EW: When the statistics came out that women are huge gamers people kept saying “Well that’s not real games.” Especially cell phone games. It’s still a game!

FD: It’s very easy to define gameplay, and that’s a game. It’s just a way for people to cling to their superiority and defining the world of games, but pretty soon it’s going to be a moot point because there’s so many more women playing games that it can’t even be an exception. I would love that to happen with female directors–that there are so many that we don’t need to point it out anymore. Soon! I think way less soon than the definition of gamer.

GD: What’s your favorite thing you’ve learned on The Flog of all the stuff that you’ve done?

FD: Oh, that’s a good question. Let’s see. I loved blacksmithing because it was dangerous, and I really like making things, and that’s really satisfying. I just recently did a pole dancing class which has a lot of views for the obvious YouTube reasons, but at the same time it was really fun. It was way more fun because I love the merry-go-round at the playground and basically it’s that. It was a safe place where you could really have fun and not feel like you’re being sexual, or dirty, or trying to entice somebody else. It’s not about other people. You can actually have sexuality for yourself which is not something that’s a foreign concept to me but in actuating that I was like, “Hey, I’m just going to have fun for me. This is not about you.” And a lot of that we live with everyday. We feel responsible for our sexuality because of the way it affects other people. I think that’s really stupid because that other person should have control of themselves. They are just as much of an adult, and I shouldn’t have to curb all of my behavior based on their inability to curb theirs.

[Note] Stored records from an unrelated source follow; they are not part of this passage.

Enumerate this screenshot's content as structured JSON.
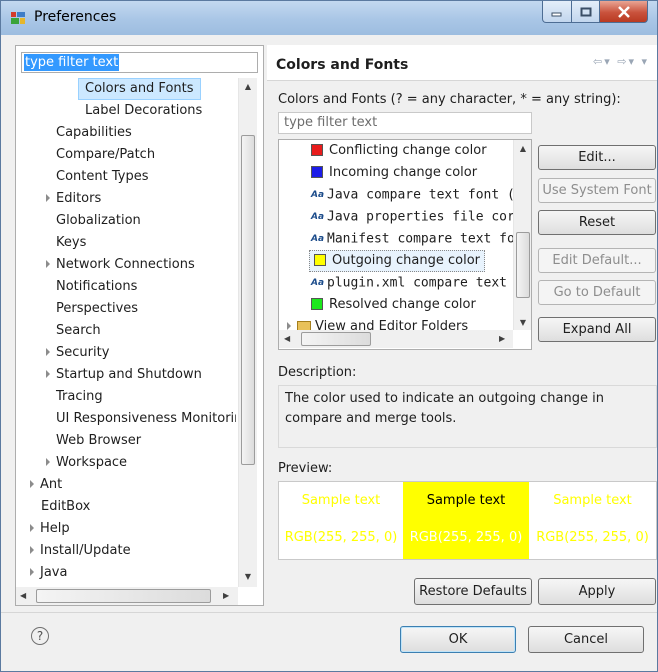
{
  "window": {
    "title": "Preferences"
  },
  "left": {
    "filter_value": "type filter text",
    "tree": [
      {
        "label": "Colors and Fonts",
        "level": 3,
        "selected": true
      },
      {
        "label": "Label Decorations",
        "level": 3
      },
      {
        "label": "Capabilities",
        "level": 2
      },
      {
        "label": "Compare/Patch",
        "level": 2
      },
      {
        "label": "Content Types",
        "level": 2
      },
      {
        "label": "Editors",
        "level": 2,
        "expandable": true
      },
      {
        "label": "Globalization",
        "level": 2
      },
      {
        "label": "Keys",
        "level": 2
      },
      {
        "label": "Network Connections",
        "level": 2,
        "expandable": true
      },
      {
        "label": "Notifications",
        "level": 2
      },
      {
        "label": "Perspectives",
        "level": 2
      },
      {
        "label": "Search",
        "level": 2
      },
      {
        "label": "Security",
        "level": 2,
        "expandable": true
      },
      {
        "label": "Startup and Shutdown",
        "level": 2,
        "expandable": true
      },
      {
        "label": "Tracing",
        "level": 2
      },
      {
        "label": "UI Responsiveness Monitorin",
        "level": 2
      },
      {
        "label": "Web Browser",
        "level": 2
      },
      {
        "label": "Workspace",
        "level": 2,
        "expandable": true
      },
      {
        "label": "Ant",
        "level": 1,
        "expandable": true
      },
      {
        "label": "EditBox",
        "level": 1
      },
      {
        "label": "Help",
        "level": 1,
        "expandable": true
      },
      {
        "label": "Install/Update",
        "level": 1,
        "expandable": true
      },
      {
        "label": "Java",
        "level": 1,
        "expandable": true
      }
    ]
  },
  "right": {
    "title": "Colors and Fonts",
    "filter_label": "Colors and Fonts (? = any character, * = any string):",
    "filter_placeholder": "type filter text",
    "items": [
      {
        "label": "Conflicting change color",
        "kind": "color",
        "color": "#e81c1c"
      },
      {
        "label": "Incoming change color",
        "kind": "color",
        "color": "#1c1ce8"
      },
      {
        "label": "Java compare text font (",
        "kind": "font"
      },
      {
        "label": "Java properties file cor",
        "kind": "font"
      },
      {
        "label": "Manifest compare text fo",
        "kind": "font"
      },
      {
        "label": "Outgoing change color",
        "kind": "color",
        "color": "#ffff00",
        "selected": true
      },
      {
        "label": "plugin.xml compare text",
        "kind": "font"
      },
      {
        "label": "Resolved change color",
        "kind": "color",
        "color": "#1ce81c"
      },
      {
        "label": "View and Editor Folders",
        "kind": "folder"
      }
    ],
    "buttons": {
      "edit": "Edit...",
      "use_system_font": "Use System Font",
      "reset": "Reset",
      "edit_default": "Edit Default...",
      "go_to_default": "Go to Default",
      "expand_all": "Expand All"
    },
    "description_label": "Description:",
    "description_text": "The color used to indicate an outgoing change in compare and merge tools.",
    "preview_label": "Preview:",
    "preview": [
      {
        "sample": "Sample text",
        "rgb": "RGB(255, 255, 0)",
        "bg": "#ffffff",
        "sample_color": "#ffff00",
        "rgb_color": "#ffff00"
      },
      {
        "sample": "Sample text",
        "rgb": "RGB(255, 255, 0)",
        "bg": "#ffff00",
        "sample_color": "#000000",
        "rgb_color": "#ffffff"
      },
      {
        "sample": "Sample text",
        "rgb": "RGB(255, 255, 0)",
        "bg": "#ffffff",
        "sample_color": "#ffff00",
        "rgb_color": "#ffff00"
      }
    ],
    "restore_defaults": "Restore Defaults",
    "apply": "Apply"
  },
  "footer": {
    "ok": "OK",
    "cancel": "Cancel",
    "help": "?"
  }
}
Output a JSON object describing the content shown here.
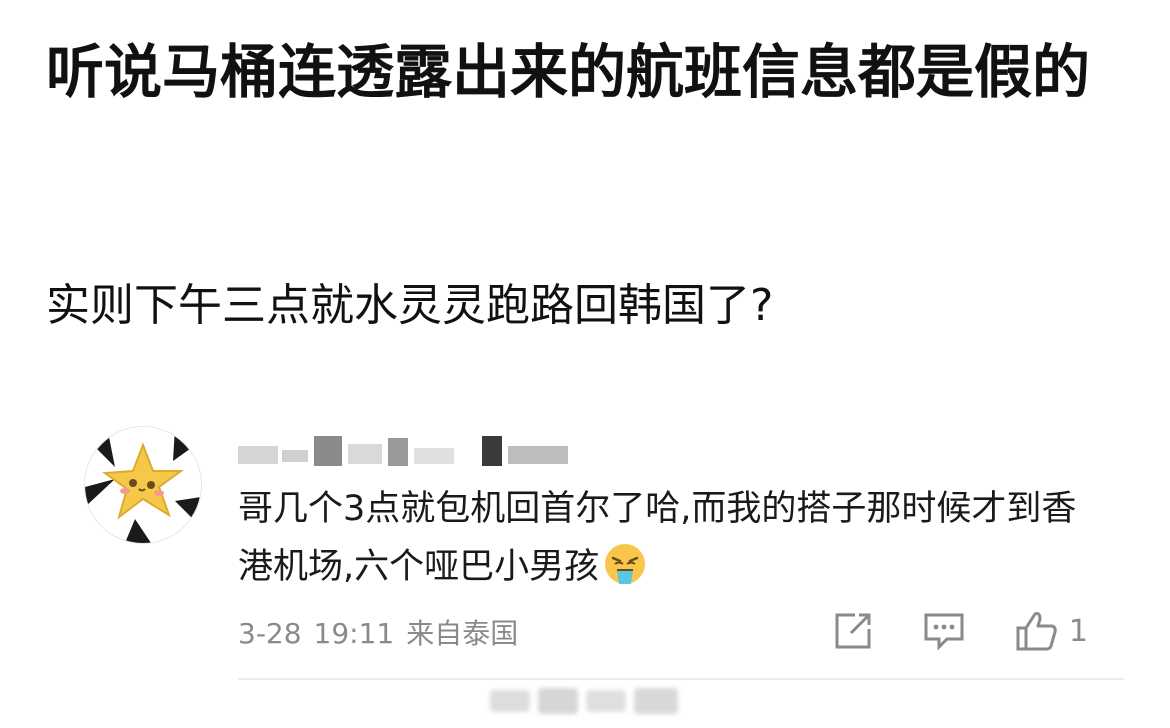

EW: That’s a basic concept that can be applied to pretty much everything.

FD: Pretty much everything! But unfortunately it isn’t a lot. Anyway, it was fun. It was fun to spin around on the pole and get sick.

EW: Did you get sick?

FD: Definitely. I don’t deal with vertigo very well. When they unplugged the pole you can make it spin really fast. You unplug it, and it becomes a revolving–it goes crazy fast! It’s kind of terrifying but fun, but then at the end I was like, “Oh boy, this was like being on a Six Flags ride I didn’t want to be on.” I think if I’d done it a couple more times maybe I’d get used to it.

GD: It’s a really good episode. It’s amazing how, that episode especially, in such a short amount of time, someone can watch you go through being super uncomfortable at the beginning, at least it seemed like it.
FD: Yeah, I was. I was.

GD: And then at the end you were like, “This is awesome. I want to do it again.” You can watch that story arc in five minutes of show.

FD: It’s good, and I went in with a preconceived notion that was not necessarily what my experience would be. That’s kind of what I want to do with the show. I hope to bring it back again next year in another limited run because that’s more doable for my schedule. Each one of those things is opening a door for myself but hopefully also opening doors for other people. Why not try a pole dancing class? I had a lot of reasons why but they weren’t even good reasons.

We then had to clear the room for the next press conference, but I did get confirmation from Day before she left that she is looking forward to Fallout 4 as much as I am!